Environmental fate and ecotoxicology for materials coded E665 must be evaluated through studies analogous to those submitted to Organisation for Economic Co-operation and Development test guidelines and summarized in inventories like the Toxics Release Inventory. Persistence, bioaccumulation, and toxicity data are compared with criteria developed by International Union for Conservation of Nature considerations and national environmental protection programs. Where releases occur, monitoring programs run by authorities such as Environment Agency (England) or United States Geological Survey may document concentrations in water, soil, or air. Lifecycle assessments referencing standards from ISO 14040 and reports from organizations such as United Nations Environment Programme inform decisions by corporations like IKEA and Apple Inc. regarding substitution, reformulation, or supply-chain modifications.
Identification and quantification of substances labeled E665 generally use chromatographic and spectrometric techniques: gas chromatography–mass spectrometry and liquid chromatography–mass spectrometry methods developed in academic laboratories at institutions like Massachusetts Institute of Technology and University of Oxford or in industry laboratories at Merck Group and Thermo Fisher Scientific. Certified reference materials and method validation protocols may be obtained from agencies such as National Measurement Institute and following standards from AOAC International or European Committee for Standardization. Sample handling, containment, and waste management are guided by best practices taught in courses at Johns Hopkins Bloomberg School of Public Health and technical bulletins from professional societies such as the American Chemical Society.

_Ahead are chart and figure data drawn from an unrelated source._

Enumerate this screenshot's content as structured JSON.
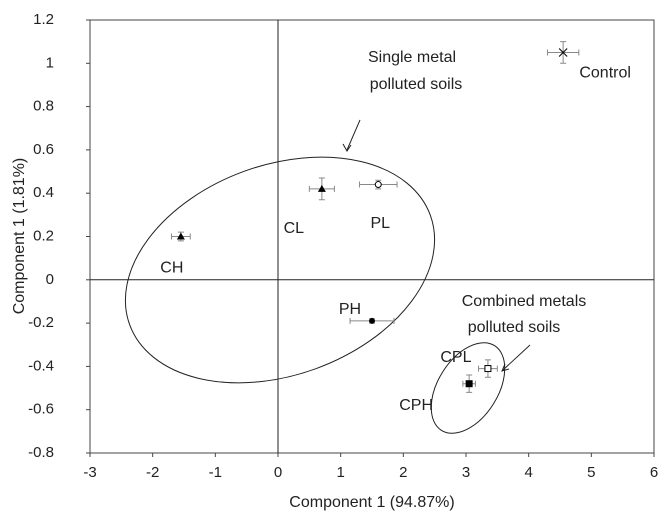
{
  "chart_data": {
    "type": "scatter",
    "x_label": "Component 1 (94.87%)",
    "y_label": "Component 1 (1.81%)",
    "xlim": [
      -3,
      6
    ],
    "xticks": [
      -3,
      -2,
      -1,
      0,
      1,
      2,
      3,
      4,
      5,
      6
    ],
    "ylim": [
      -0.8,
      1.2
    ],
    "yticks": [
      -0.8,
      -0.6,
      -0.4,
      -0.2,
      0,
      0.2,
      0.4,
      0.6,
      0.8,
      1,
      1.2
    ],
    "color": "#000000",
    "points": [
      {
        "name": "Control",
        "x": 4.55,
        "y": 1.05,
        "xerr": 0.25,
        "yerr": 0.05,
        "marker": "x"
      },
      {
        "name": "CL",
        "x": 0.7,
        "y": 0.42,
        "xerr": 0.2,
        "yerr": 0.05,
        "marker": "triangle"
      },
      {
        "name": "PL",
        "x": 1.6,
        "y": 0.44,
        "xerr": 0.3,
        "yerr": 0.02,
        "marker": "open-circle"
      },
      {
        "name": "CH",
        "x": -1.55,
        "y": 0.2,
        "xerr": 0.15,
        "yerr": 0.02,
        "marker": "triangle"
      },
      {
        "name": "PH",
        "x": 1.5,
        "y": -0.19,
        "xerr": 0.35,
        "yerr": 0.01,
        "marker": "circle"
      },
      {
        "name": "CPL",
        "x": 3.35,
        "y": -0.41,
        "xerr": 0.15,
        "yerr": 0.04,
        "marker": "open-square"
      },
      {
        "name": "CPH",
        "x": 3.05,
        "y": -0.48,
        "xerr": 0.1,
        "yerr": 0.04,
        "marker": "square"
      }
    ],
    "annotations": [
      "Single metal",
      "polluted soils",
      "Combined metals",
      "polluted soils"
    ]
  }
}
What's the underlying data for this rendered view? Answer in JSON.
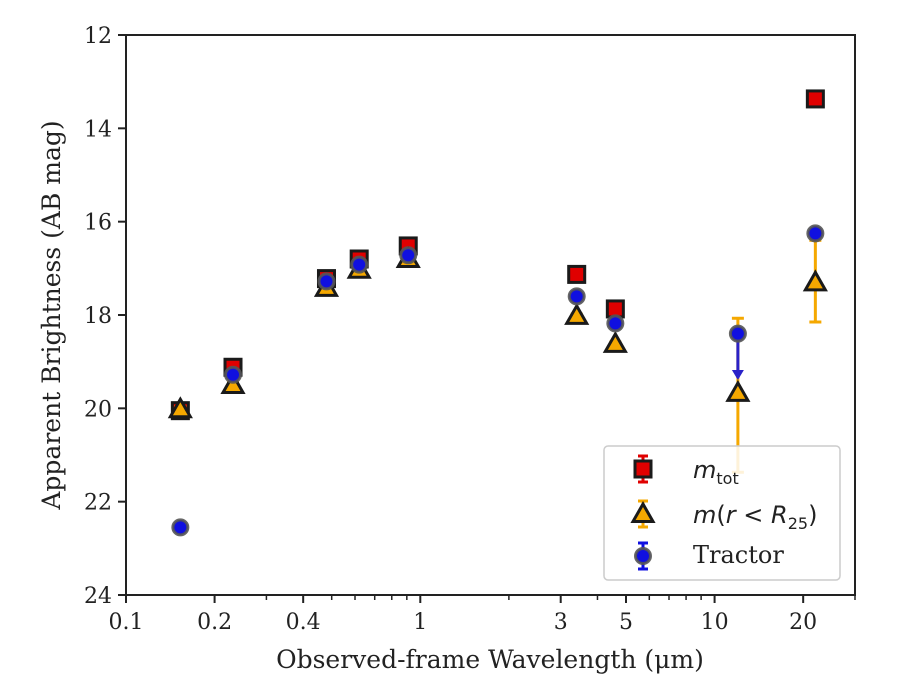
{
  "chart_data": {
    "type": "scatter",
    "xlabel": "Observed-frame Wavelength (μm)",
    "ylabel": "Apparent Brightness (AB mag)",
    "xscale": "log",
    "xlim": [
      0.1,
      30
    ],
    "ylim": [
      24,
      12
    ],
    "y_inverted": true,
    "x_ticks": [
      {
        "value": 0.1,
        "label": "0.1"
      },
      {
        "value": 0.2,
        "label": "0.2"
      },
      {
        "value": 0.4,
        "label": "0.4"
      },
      {
        "value": 1,
        "label": "1"
      },
      {
        "value": 3,
        "label": "3"
      },
      {
        "value": 5,
        "label": "5"
      },
      {
        "value": 10,
        "label": "10"
      },
      {
        "value": 20,
        "label": "20"
      }
    ],
    "y_ticks": [
      12,
      14,
      16,
      18,
      20,
      22,
      24
    ],
    "legend_position": "lower-right",
    "series": [
      {
        "name": "m_tot",
        "legend_label": "m_tot",
        "marker": "square",
        "color": "#e00000",
        "points": [
          {
            "x": 0.153,
            "y": 20.05,
            "err": 0.05
          },
          {
            "x": 0.231,
            "y": 19.12,
            "err": 0.05
          },
          {
            "x": 0.48,
            "y": 17.22,
            "err": 0.04
          },
          {
            "x": 0.62,
            "y": 16.8,
            "err": 0.04
          },
          {
            "x": 0.91,
            "y": 16.52,
            "err": 0.04
          },
          {
            "x": 3.4,
            "y": 17.13,
            "err": 0.04
          },
          {
            "x": 4.6,
            "y": 17.87,
            "err": 0.04
          },
          {
            "x": 22,
            "y": 13.37,
            "err": 0.04
          }
        ]
      },
      {
        "name": "m(r < R25)",
        "legend_label": "m(r < R_25)",
        "marker": "triangle",
        "color": "#f5a800",
        "points": [
          {
            "x": 0.153,
            "y": 20.02,
            "err": 0.05
          },
          {
            "x": 0.231,
            "y": 19.5,
            "err": 0.05
          },
          {
            "x": 0.48,
            "y": 17.42,
            "err": 0.04
          },
          {
            "x": 0.62,
            "y": 17.03,
            "err": 0.04
          },
          {
            "x": 0.91,
            "y": 16.8,
            "err": 0.04
          },
          {
            "x": 3.4,
            "y": 18.02,
            "err": 0.04
          },
          {
            "x": 4.6,
            "y": 18.62,
            "err": 0.04
          },
          {
            "x": 12,
            "y": 19.67,
            "err_low": 1.7,
            "err_high": 1.6
          },
          {
            "x": 22,
            "y": 17.3,
            "err_low": 0.85,
            "err_high": 0.9
          }
        ]
      },
      {
        "name": "Tractor",
        "legend_label": "Tractor",
        "marker": "circle",
        "color": "#1010e0",
        "points": [
          {
            "x": 0.153,
            "y": 22.55,
            "err": 0.04
          },
          {
            "x": 0.231,
            "y": 19.28,
            "err": 0.04
          },
          {
            "x": 0.48,
            "y": 17.28,
            "err": 0.04
          },
          {
            "x": 0.62,
            "y": 16.92,
            "err": 0.04
          },
          {
            "x": 0.91,
            "y": 16.72,
            "err": 0.04
          },
          {
            "x": 3.4,
            "y": 17.6,
            "err": 0.04
          },
          {
            "x": 4.6,
            "y": 18.18,
            "err": 0.04
          },
          {
            "x": 12,
            "y": 18.4,
            "upper_limit": true,
            "limit_to": 19.35
          },
          {
            "x": 22,
            "y": 16.25,
            "err": 0.04
          }
        ]
      }
    ]
  }
}
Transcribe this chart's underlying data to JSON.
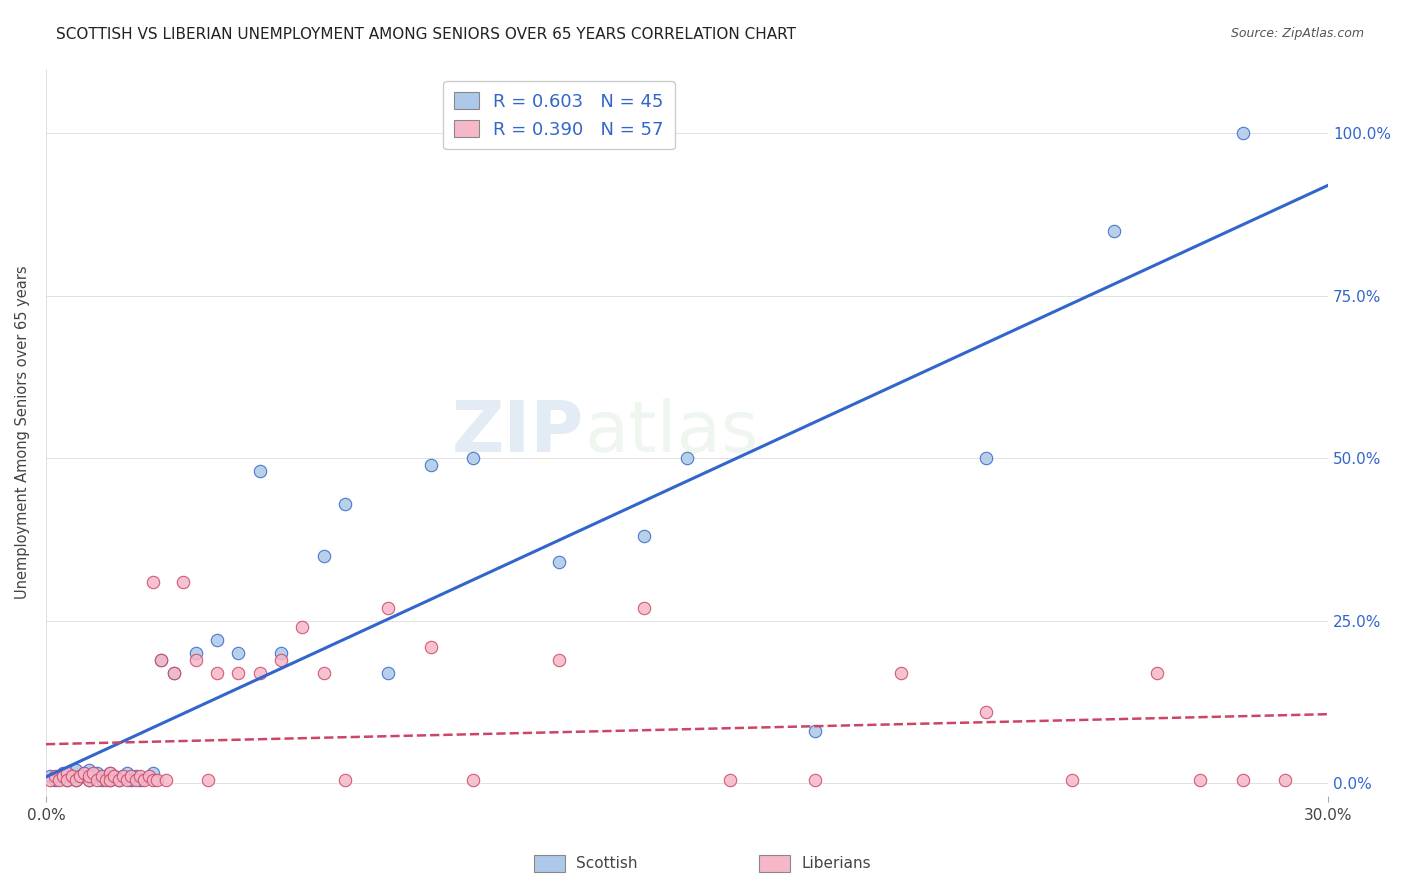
{
  "title": "SCOTTISH VS LIBERIAN UNEMPLOYMENT AMONG SENIORS OVER 65 YEARS CORRELATION CHART",
  "source": "Source: ZipAtlas.com",
  "ylabel_label": "Unemployment Among Seniors over 65 years",
  "xlim": [
    0.0,
    0.3
  ],
  "ylim": [
    -0.02,
    1.1
  ],
  "scottish_R": 0.603,
  "scottish_N": 45,
  "liberian_R": 0.39,
  "liberian_N": 57,
  "scottish_color": "#adc8e8",
  "liberian_color": "#f5b8c8",
  "scottish_line_color": "#3366cc",
  "liberian_line_color": "#cc4466",
  "r_n_color": "#3366cc",
  "background_color": "#ffffff",
  "watermark_zip": "ZIP",
  "watermark_atlas": "atlas",
  "scottish_x": [
    0.001,
    0.002,
    0.003,
    0.004,
    0.005,
    0.006,
    0.007,
    0.007,
    0.008,
    0.009,
    0.01,
    0.01,
    0.011,
    0.012,
    0.013,
    0.014,
    0.015,
    0.015,
    0.016,
    0.017,
    0.018,
    0.019,
    0.02,
    0.021,
    0.022,
    0.025,
    0.027,
    0.03,
    0.035,
    0.04,
    0.045,
    0.05,
    0.055,
    0.065,
    0.07,
    0.08,
    0.09,
    0.1,
    0.12,
    0.14,
    0.15,
    0.18,
    0.22,
    0.25,
    0.28
  ],
  "scottish_y": [
    0.01,
    0.005,
    0.01,
    0.015,
    0.005,
    0.01,
    0.02,
    0.005,
    0.01,
    0.015,
    0.005,
    0.02,
    0.01,
    0.015,
    0.005,
    0.01,
    0.015,
    0.005,
    0.01,
    0.005,
    0.01,
    0.015,
    0.005,
    0.01,
    0.005,
    0.015,
    0.19,
    0.17,
    0.2,
    0.22,
    0.2,
    0.48,
    0.2,
    0.35,
    0.43,
    0.17,
    0.49,
    0.5,
    0.34,
    0.38,
    0.5,
    0.08,
    0.5,
    0.85,
    1.0
  ],
  "liberian_x": [
    0.001,
    0.002,
    0.003,
    0.004,
    0.005,
    0.005,
    0.006,
    0.007,
    0.008,
    0.009,
    0.01,
    0.01,
    0.011,
    0.012,
    0.013,
    0.014,
    0.015,
    0.015,
    0.016,
    0.017,
    0.018,
    0.019,
    0.02,
    0.021,
    0.022,
    0.023,
    0.024,
    0.025,
    0.025,
    0.026,
    0.027,
    0.028,
    0.03,
    0.032,
    0.035,
    0.038,
    0.04,
    0.045,
    0.05,
    0.055,
    0.06,
    0.065,
    0.07,
    0.08,
    0.09,
    0.1,
    0.12,
    0.14,
    0.16,
    0.18,
    0.2,
    0.22,
    0.24,
    0.26,
    0.27,
    0.28,
    0.29
  ],
  "liberian_y": [
    0.005,
    0.01,
    0.005,
    0.01,
    0.015,
    0.005,
    0.01,
    0.005,
    0.01,
    0.015,
    0.005,
    0.01,
    0.015,
    0.005,
    0.01,
    0.005,
    0.015,
    0.005,
    0.01,
    0.005,
    0.01,
    0.005,
    0.01,
    0.005,
    0.01,
    0.005,
    0.01,
    0.005,
    0.31,
    0.005,
    0.19,
    0.005,
    0.17,
    0.31,
    0.19,
    0.005,
    0.17,
    0.17,
    0.17,
    0.19,
    0.24,
    0.17,
    0.005,
    0.27,
    0.21,
    0.005,
    0.19,
    0.27,
    0.005,
    0.005,
    0.17,
    0.11,
    0.005,
    0.17,
    0.005,
    0.005,
    0.005
  ],
  "legend_label_scottish": "Scottish",
  "legend_label_liberian": "Liberians"
}
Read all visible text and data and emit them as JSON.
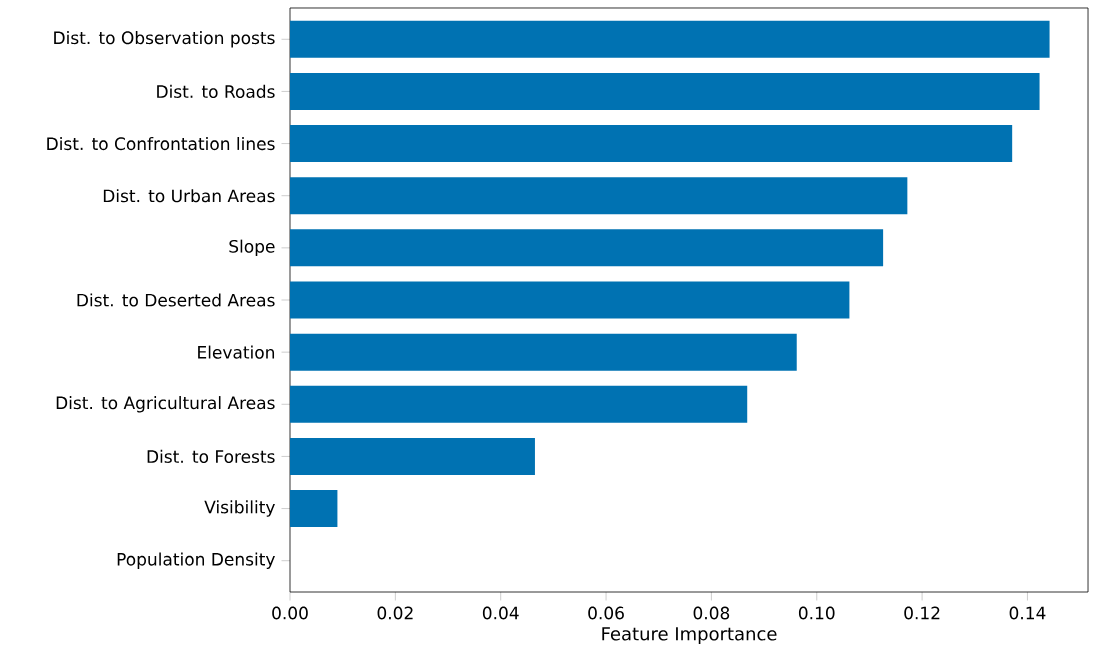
{
  "chart_data": {
    "type": "bar",
    "orientation": "horizontal",
    "xlabel": "Feature Importance",
    "categories": [
      "Dist. to Observation posts",
      "Dist. to Roads",
      "Dist. to Confrontation lines",
      "Dist. to Urban Areas",
      "Slope",
      "Dist. to Deserted Areas",
      "Elevation",
      "Dist. to Agricultural Areas",
      "Dist. to Forests",
      "Visibility",
      "Population Density"
    ],
    "values": [
      0.1442,
      0.1423,
      0.1371,
      0.1172,
      0.1126,
      0.1062,
      0.0962,
      0.0868,
      0.0465,
      0.009,
      0
    ],
    "color": "#0072b2",
    "xlim": [
      0,
      0.1515
    ],
    "xticks": [
      {
        "value": 0,
        "label": "0.00"
      },
      {
        "value": 0.02,
        "label": "0.02"
      },
      {
        "value": 0.04,
        "label": "0.04"
      },
      {
        "value": 0.06,
        "label": "0.06"
      },
      {
        "value": 0.08,
        "label": "0.08"
      },
      {
        "value": 0.1,
        "label": "0.10"
      },
      {
        "value": 0.12,
        "label": "0.12"
      },
      {
        "value": 0.14,
        "label": "0.14"
      }
    ],
    "grid": false
  }
}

The use of coded identifiers for additives, intermediates, or proprietary mixtures has a long history in industrial chemistry, patent strategy, and regulatory affairs, exemplified by naming conventions documented in filings at national patent offices like the United States Patent and Trademark Office and the European Patent Office. Research studies that mention specific codes similar to E665 appear in journals published by societies such as the Royal Society of Chemistry and American Association for the Advancement of Science, where authors cross-reference chemical structures, bioassays, and environmental monitoring results. To determine provenance, researchers cross-check citations in bibliographic resources such as Scopus, Web of Science, and institutional repositories at universities including Stanford University and Harvard University.